For Immediate Release


Contact: John Crooks

(865) 637-3227 ext. 119




Emerald Charter Schools on Tuesday unveiled a description of its application to launch a public charter school – Emerald Academy – in the fall of 2015. Emerald Charter Schools, a nonprofit begun by Emerald Youth Foundation, will submit the complete application to Knox County Schools for the proposed school by April 1.


Steve Diggs, president, Emerald Charter Schools’ board of directors and executive director, Emerald Youth Foundation, presented the plan at a community meeting. More than 75 people attended the meeting, included a number of prospective students and their families. 


Since January, Emerald Charter Schools gathered feedback from parents, business leaders, educators and community members through a series of public meetings. The input is being incorporated into the application.


Emerald Academy will be a K-8 college prep and career-readiness school. A guiding principle will be that every child can achieve at high levels and succeed in high school and college. All plans for the school will be done with that principle in mind, including calling youth “scholars” instead of “students.”


Members of the Board of Directors of Emerald Charter Schools are: Renda Burkhart, Founder & President, Burkhart & Company, P.C.; Guille Cruze, Entrepreneur, Self-Employed; Steve Diggs, Executive Director, Emerald Youth Foundation; Randy Gibson, COO & General Counsel, Lawler-Wood; Ed Hedgepeth, Principal-in-Residence, TNLEAD; Tim McLemore, Attorney & President, Gentry, Tipton, & McLemore, P.C.; Alvin Nance, Executive Director/CEO, Knoxville’s Community Development Corporation; Sherra Robinson, Outreach Director, Western Heights Dental; and Danielle South, Director of Public Policy & Education, Knoxville Chamber.


Diggs said Tuesday that any student who resides in Knox County will be eligible to attend the K-8 school, and Emerald Academy will be a demonstration model for Knox County Schools. The scholars will learn in the same building with consistent leadership for nine years. Emerald Academy will share lessons learned with Knox County Schools to ensure a strong, two-way working relationship.


Personalized instruction will be at the core of the school. Emerald Academy will provide enrichment to scholars who need to be challenged and extra instruction to those who need more assistance. Emerald Academy will:

• Allow scholars to contact teachers by phone after hours.

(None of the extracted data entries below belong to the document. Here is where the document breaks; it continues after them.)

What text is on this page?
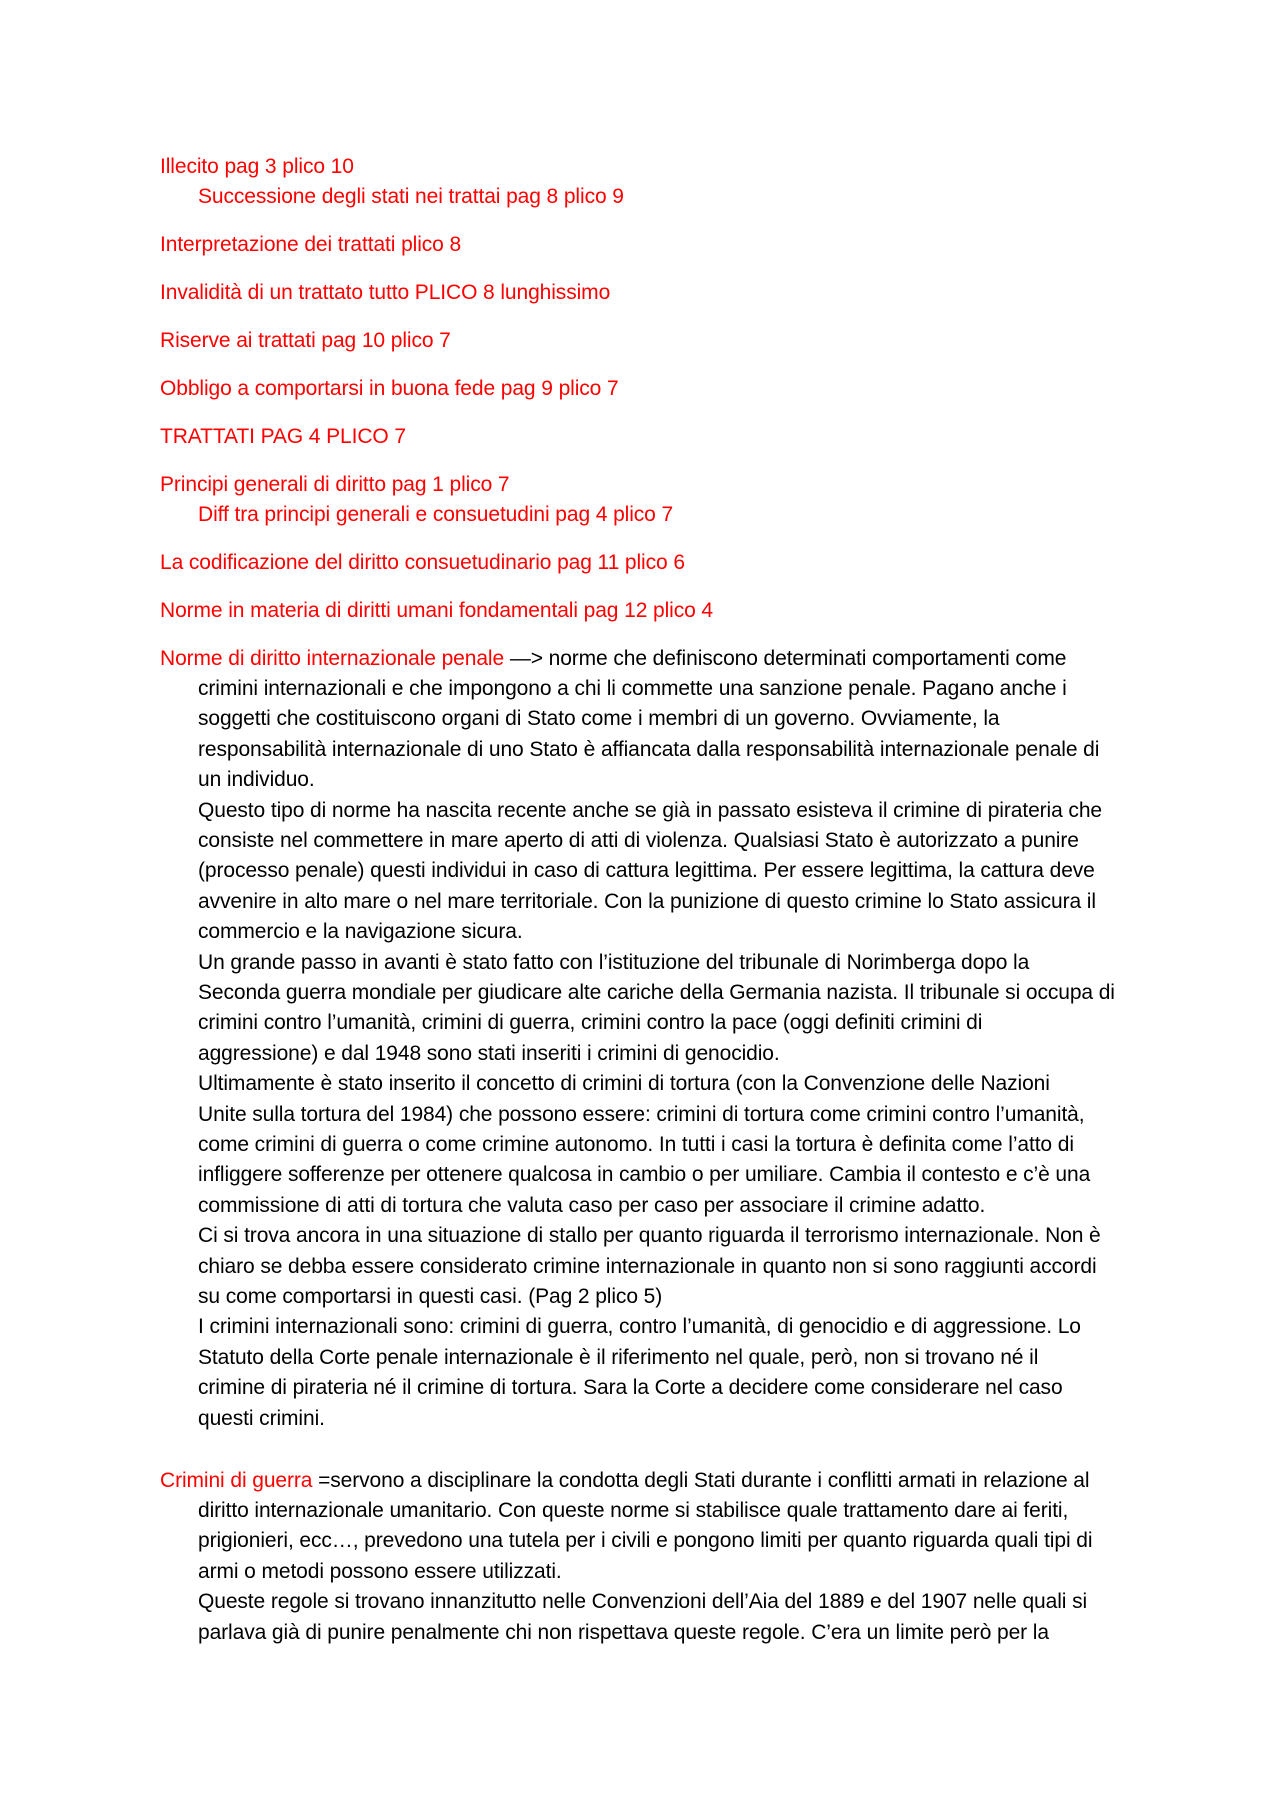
Illecito pag 3 plico 10
Successione degli stati nei trattai pag 8 plico 9
Interpretazione dei trattati plico 8
Invalidità di un trattato tutto PLICO 8 lunghissimo
Riserve ai trattati pag 10 plico 7
Obbligo a comportarsi in buona fede pag 9 plico 7
TRATTATI PAG 4 PLICO 7
Principi generali di diritto pag 1 plico 7
Diff tra principi generali e consuetudini pag 4 plico 7
La codificazione del diritto consuetudinario pag 11 plico 6
Norme in materia di diritti umani fondamentali pag 12 plico 4
Norme di diritto internazionale penale —> norme che definiscono determinati comportamenti come
crimini internazionali e che impongono a chi li commette una sanzione penale. Pagano anche i
soggetti che costituiscono organi di Stato come i membri di un governo. Ovviamente, la
responsabilità internazionale di uno Stato è affiancata dalla responsabilità internazionale penale di
un individuo.
Questo tipo di norme ha nascita recente anche se già in passato esisteva il crimine di pirateria che
consiste nel commettere in mare aperto di atti di violenza. Qualsiasi Stato è autorizzato a punire
(processo penale) questi individui in caso di cattura legittima. Per essere legittima, la cattura deve
avvenire in alto mare o nel mare territoriale. Con la punizione di questo crimine lo Stato assicura il
commercio e la navigazione sicura.
Un grande passo in avanti è stato fatto con l’istituzione del tribunale di Norimberga dopo la
Seconda guerra mondiale per giudicare alte cariche della Germania nazista. Il tribunale si occupa di
crimini contro l’umanità, crimini di guerra, crimini contro la pace (oggi definiti crimini di
aggressione) e dal 1948 sono stati inseriti i crimini di genocidio.
Ultimamente è stato inserito il concetto di crimini di tortura (con la Convenzione delle Nazioni
Unite sulla tortura del 1984) che possono essere: crimini di tortura come crimini contro l’umanità,
come crimini di guerra o come crimine autonomo. In tutti i casi la tortura è definita come l’atto di
infliggere sofferenze per ottenere qualcosa in cambio o per umiliare. Cambia il contesto e c’è una
commissione di atti di tortura che valuta caso per caso per associare il crimine adatto.
Ci si trova ancora in una situazione di stallo per quanto riguarda il terrorismo internazionale. Non è
chiaro se debba essere considerato crimine internazionale in quanto non si sono raggiunti accordi
su come comportarsi in questi casi. (Pag 2 plico 5)
I crimini internazionali sono: crimini di guerra, contro l’umanità, di genocidio e di aggressione. Lo
Statuto della Corte penale internazionale è il riferimento nel quale, però, non si trovano né il
crimine di pirateria né il crimine di tortura. Sara la Corte a decidere come considerare nel caso
questi crimini.
Crimini di guerra =servono a disciplinare la condotta degli Stati durante i conflitti armati in relazione al
diritto internazionale umanitario. Con queste norme si stabilisce quale trattamento dare ai feriti,
prigionieri, ecc…, prevedono una tutela per i civili e pongono limiti per quanto riguarda quali tipi di
armi o metodi possono essere utilizzati.
Queste regole si trovano innanzitutto nelle Convenzioni dell’Aia del 1889 e del 1907 nelle quali si
parlava già di punire penalmente chi non rispettava queste regole. C’era un limite però per la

• Provide scholars with a 90-minute period four days each week to focus on their individual needs.

• Employ experienced staff to support scholars with special needs, English language learners, and at-risk scholars.

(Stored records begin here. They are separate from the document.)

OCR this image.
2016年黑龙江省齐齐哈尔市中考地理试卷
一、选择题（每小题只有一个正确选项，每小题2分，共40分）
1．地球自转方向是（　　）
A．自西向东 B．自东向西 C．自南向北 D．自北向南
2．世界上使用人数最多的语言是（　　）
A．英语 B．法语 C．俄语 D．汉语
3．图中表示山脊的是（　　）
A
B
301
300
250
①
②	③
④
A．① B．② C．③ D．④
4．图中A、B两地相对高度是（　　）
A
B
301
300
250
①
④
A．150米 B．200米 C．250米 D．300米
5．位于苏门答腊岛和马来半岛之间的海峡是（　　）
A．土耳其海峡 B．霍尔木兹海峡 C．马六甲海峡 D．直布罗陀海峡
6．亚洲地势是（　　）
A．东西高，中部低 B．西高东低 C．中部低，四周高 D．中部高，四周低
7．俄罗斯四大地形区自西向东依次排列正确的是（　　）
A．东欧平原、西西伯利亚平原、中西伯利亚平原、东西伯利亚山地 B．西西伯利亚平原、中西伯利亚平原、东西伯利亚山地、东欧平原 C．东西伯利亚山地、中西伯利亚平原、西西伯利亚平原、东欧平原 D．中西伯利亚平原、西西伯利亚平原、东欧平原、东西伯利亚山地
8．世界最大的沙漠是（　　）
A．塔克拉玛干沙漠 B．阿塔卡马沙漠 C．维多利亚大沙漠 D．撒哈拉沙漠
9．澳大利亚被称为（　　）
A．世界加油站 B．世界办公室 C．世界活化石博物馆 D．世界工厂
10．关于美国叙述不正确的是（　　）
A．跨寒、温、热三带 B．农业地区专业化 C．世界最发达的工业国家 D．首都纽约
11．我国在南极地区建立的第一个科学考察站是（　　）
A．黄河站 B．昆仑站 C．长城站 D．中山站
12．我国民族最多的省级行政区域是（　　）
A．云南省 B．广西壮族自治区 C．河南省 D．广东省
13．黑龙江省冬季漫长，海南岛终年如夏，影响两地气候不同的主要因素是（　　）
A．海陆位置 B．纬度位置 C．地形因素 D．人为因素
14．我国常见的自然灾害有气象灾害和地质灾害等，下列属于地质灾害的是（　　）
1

Emerald Academy will have a longer school day and longer school year, providing scholars more time in the classroom:

• The school day will be from 8:00 am – 4:00 pm four days per week and 8:00 am - 2:30 pm one day per week.

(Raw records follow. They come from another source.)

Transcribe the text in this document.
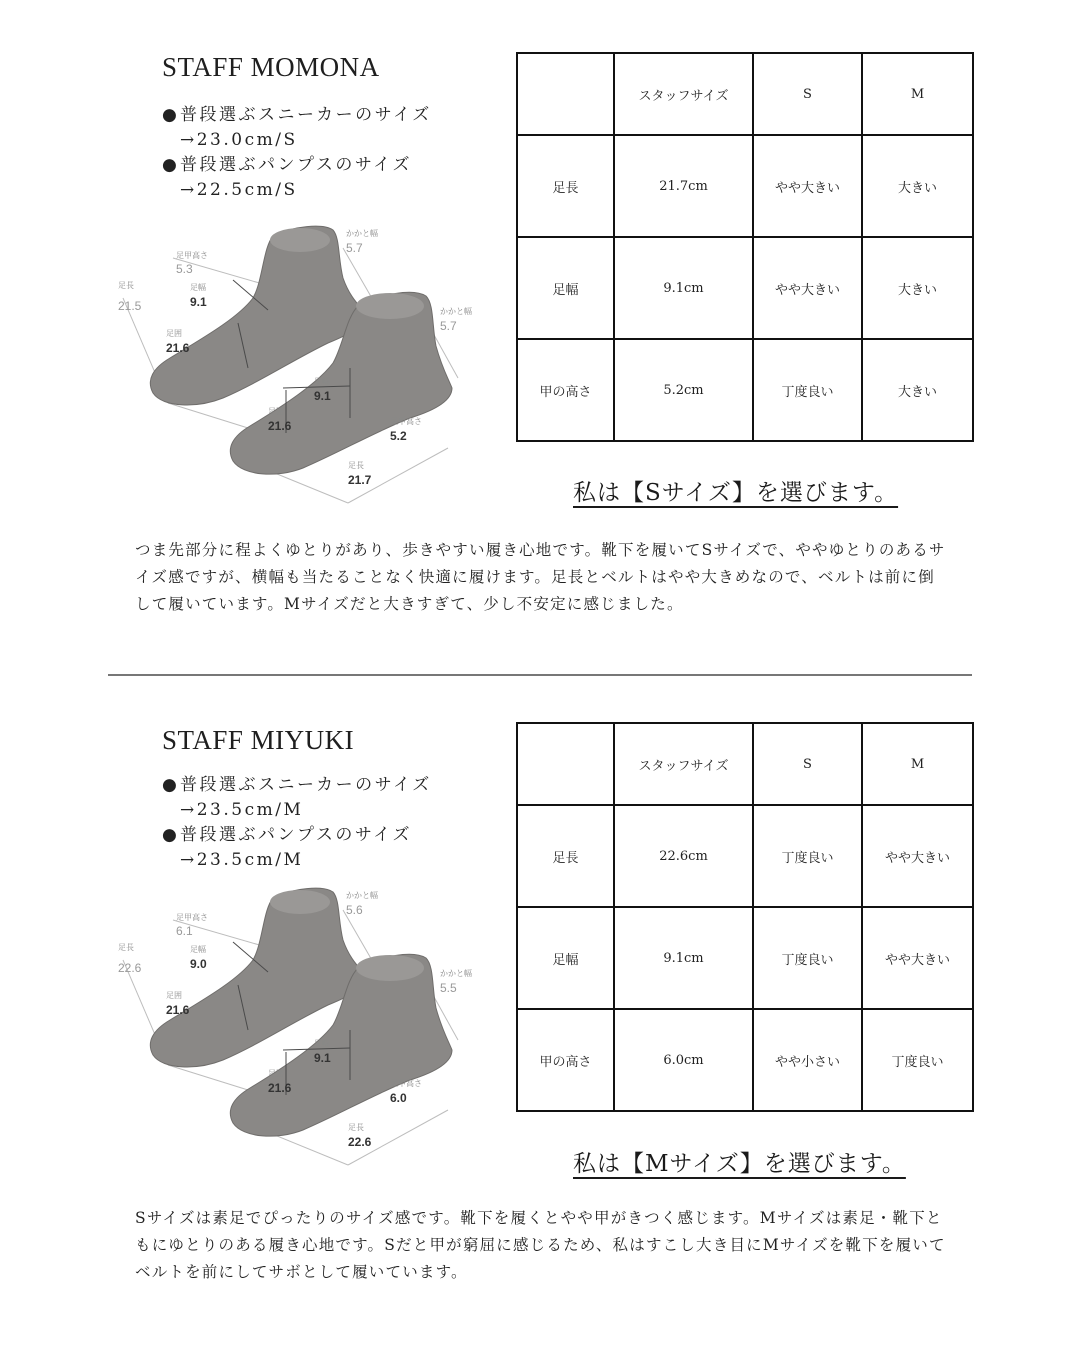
STAFF MOMONA
●普段選ぶスニーカーのサイズ
→23.0cm/S
●普段選ぶパンプスのサイズ
→22.5cm/S
かかと幅
5.7
足甲高さ
5.3
足幅
9.1
足長
21.5
足囲
21.6
かかと幅
5.7
足幅
9.1
足囲
21.6	足甲高さ
5.2
足長
21.7
	スタッフサイズ	S	M
足長	21.7cm	やや大きい	大きい
足幅	9.1cm	やや大きい	大きい
甲の高さ	5.2cm	丁度良い	大きい
私は【Sサイズ】を選びます。
つま先部分に程よくゆとりがあり、歩きやすい履き心地です。靴下を履いてSサイズで、ややゆとりのあるサイズ感ですが、横幅も当たることなく快適に履けます。足長とベルトはやや大きめなので、ベルトは前に倒して履いています。Mサイズだと大きすぎて、少し不安定に感じました。
STAFF MIYUKI
●普段選ぶスニーカーのサイズ
→23.5cm/M
●普段選ぶパンプスのサイズ
→23.5cm/M
かかと幅
5.6
足甲高さ
6.1
足幅
9.0
足長
22.6
足囲
21.6
かかと幅
5.5
足幅
9.1
足囲
21.6	足甲高さ
6.0
足長
22.6
	スタッフサイズ	S	M
足長	22.6cm	丁度良い	やや大きい
足幅	9.1cm	丁度良い	やや大きい
甲の高さ	6.0cm	やや小さい	丁度良い
私は【Mサイズ】を選びます。
Sサイズは素足でぴったりのサイズ感です。靴下を履くとやや甲がきつく感じます。Mサイズは素足・靴下ともにゆとりのある履き心地です。Sだと甲が窮屈に感じるため、私はすこし大き目にMサイズを靴下を履いてベルトを前にしてサボとして履いています。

• The school year will be 190 days.


Emerald Academy’s environment will be structured and focused, including silent class transitions and uniforms. Scholars will wear affordable uniforms, and staff will dress in professional business attire.


A culture of high expectations will be present. Parents will be expected to:

• Sign a contract of commitment and held accountable to it.

• Attend an annual scholar and family orientation.

• Participate in parent conferences throughout the year. 


Emerald Academy will have a high expectation of itself, as well. The following goal will be included in the charter school application: By the end of the first charter period (a 10-year charter contract) Emerald Academy will be a “reward” school, as measured by Tennessee’s accountability system. As a “reward” school, Emerald Academy’s achievement will be in the top five percent for state assessments with no significant gaps in achievement.


About Emerald Charter Schools: Emerald Charter Schools is a new non-profit organization that will manage the proposed public charter school, Emerald Academy. Emerald Charter Schools is a separate, non-sectarian organization started by Emerald Youth Foundation, which has a longstanding track record working with Knoxville’s inner-city children, teens and young adults. Accountable to state and federal academic standards, public charter schools are independently operated public schools that are tuition-free and open to every student who wishes to enroll.